Greed is good, says Michael Douglas, Gordon Gekko in Oliver Stone’s cult classic, Wall Street. Undeniably, the world’s financial markets are based on self-interest, which is why they work so well moving capital around the globe. Money will only go where it can be used profitably--that is, filling a need and thereby increasing the world’s wealth.
Markets work best, however, when the self-interest driving them is enlightened. In other words, there’s a huge difference between decisions made solely to grab a big payday and those based on sound business principles.
Most corporate and market decisions feature elements of both. The key is whether there’s enough enlightened self-interest involved to make the situation worthwhile for more than just a handful of payoff-focused insiders.
A pretty good example of unenlightened greed is the insider trading case reported in a recent Wall Street Journal, involving takeover information collected from investment banking arms of Morgan Stanley and UBS. The Securities and Exchange Commission (SEC) has filed a complaint against 11 people and three trading companies for using the information about prospective deals to get in ahead of the game.
In this case, the perpetrators have been nailed and more than a few will likely go to jail. But it’s a pretty stark reminder of what some Wall Streeters will do when they see the prospect of easy money--regardless of moral or legal implications--if they think they can get away with it.

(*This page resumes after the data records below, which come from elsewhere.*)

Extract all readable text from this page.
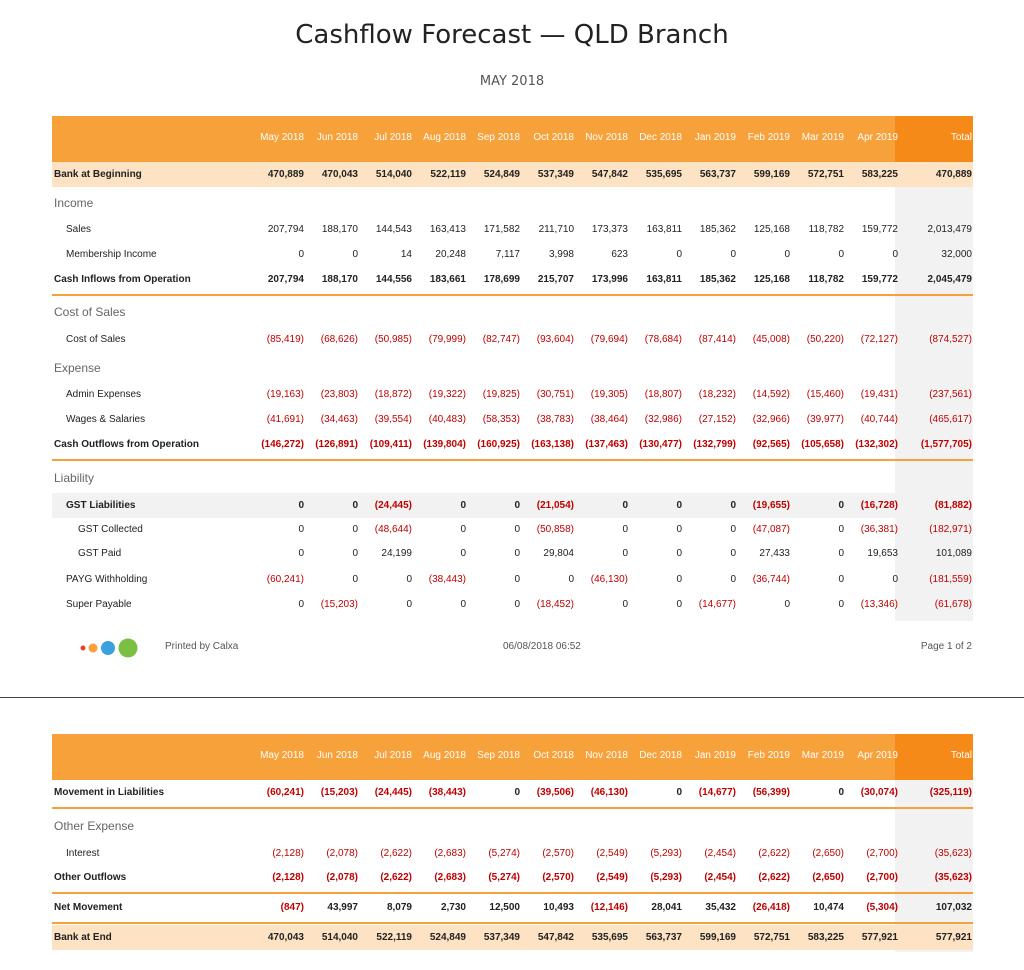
Cashflow Forecast — QLD Branch
MAY 2018
May 2018	Jun 2018	Jul 2018	Aug 2018	Sep 2018	Oct 2018	Nov 2018	Dec 2018	Jan 2019	Feb 2019	Mar 2019	Apr 2019	Total
Bank at Beginning	470,889	470,043	514,040	522,119	524,849	537,349	547,842	535,695	563,737	599,169	572,751	583,225	470,889
Income
Sales	207,794	188,170	144,543	163,413	171,582	211,710	173,373	163,811	185,362	125,168	118,782	159,772	2,013,479
Membership Income	0	0	14	20,248	7,117	3,998	623	0	0	0	0	0	32,000
Cash Inflows from Operation	207,794	188,170	144,556	183,661	178,699	215,707	173,996	163,811	185,362	125,168	118,782	159,772	2,045,479
Cost of Sales
Cost of Sales	(85,419)	(68,626)	(50,985)	(79,999)	(82,747)	(93,604)	(79,694)	(78,684)	(87,414)	(45,008)	(50,220)	(72,127)	(874,527)
Expense
Admin Expenses	(19,163)	(23,803)	(18,872)	(19,322)	(19,825)	(30,751)	(19,305)	(18,807)	(18,232)	(14,592)	(15,460)	(19,431)	(237,561)
Wages & Salaries	(41,691)	(34,463)	(39,554)	(40,483)	(58,353)	(38,783)	(38,464)	(32,986)	(27,152)	(32,966)	(39,977)	(40,744)	(465,617)
Cash Outflows from Operation	(146,272)	(126,891)	(109,411)	(139,804)	(160,925)	(163,138)	(137,463)	(130,477)	(132,799)	(92,565)	(105,658)	(132,302)	(1,577,705)
Liability
GST Liabilities	0	0	(24,445)	0	0	(21,054)	0	0	0	(19,655)	0	(16,728)	(81,882)
GST Collected	0	0	(48,644)	0	0	(50,858)	0	0	0	(47,087)	0	(36,381)	(182,971)
GST Paid	0	0	24,199	0	0	29,804	0	0	0	27,433	0	19,653	101,089
PAYG Withholding	(60,241)	0	0	(38,443)	0	0	(46,130)	0	0	(36,744)	0	0	(181,559)
Super Payable	0	(15,203)	0	0	0	(18,452)	0	0	(14,677)	0	0	(13,346)	(61,678)
Printed by Calxa	06/08/2018 06:52	Page 1 of 2
May 2018	Jun 2018	Jul 2018	Aug 2018	Sep 2018	Oct 2018	Nov 2018	Dec 2018	Jan 2019	Feb 2019	Mar 2019	Apr 2019	Total
Movement in Liabilities	(60,241)	(15,203)	(24,445)	(38,443)	0	(39,506)	(46,130)	0	(14,677)	(56,399)	0	(30,074)	(325,119)
Other Expense
Interest	(2,128)	(2,078)	(2,622)	(2,683)	(5,274)	(2,570)	(2,549)	(5,293)	(2,454)	(2,622)	(2,650)	(2,700)	(35,623)
Other Outflows	(2,128)	(2,078)	(2,622)	(2,683)	(5,274)	(2,570)	(2,549)	(5,293)	(2,454)	(2,622)	(2,650)	(2,700)	(35,623)
Net Movement	(847)	43,997	8,079	2,730	12,500	10,493	(12,146)	28,041	35,432	(26,418)	10,474	(5,304)	107,032
Bank at End	470,043	514,040	522,119	524,849	537,349	547,842	535,695	563,737	599,169	572,751	583,225	577,921	577,921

The case is another stark reminder that greed and corruption didn’t die with the prosecution of Bernie Ebbers, Jeff Skilling and others in the fallout from the Bear Market of 2000-02. The often onerous Sarbanes-Oxley legislation didn’t cure all the ills of the system. In fact, the evidence is growing that unbridled greed--not enlightened self-interest--is again on the rise. In other words, for us small investors, it’s as much a case of buyer beware as ever.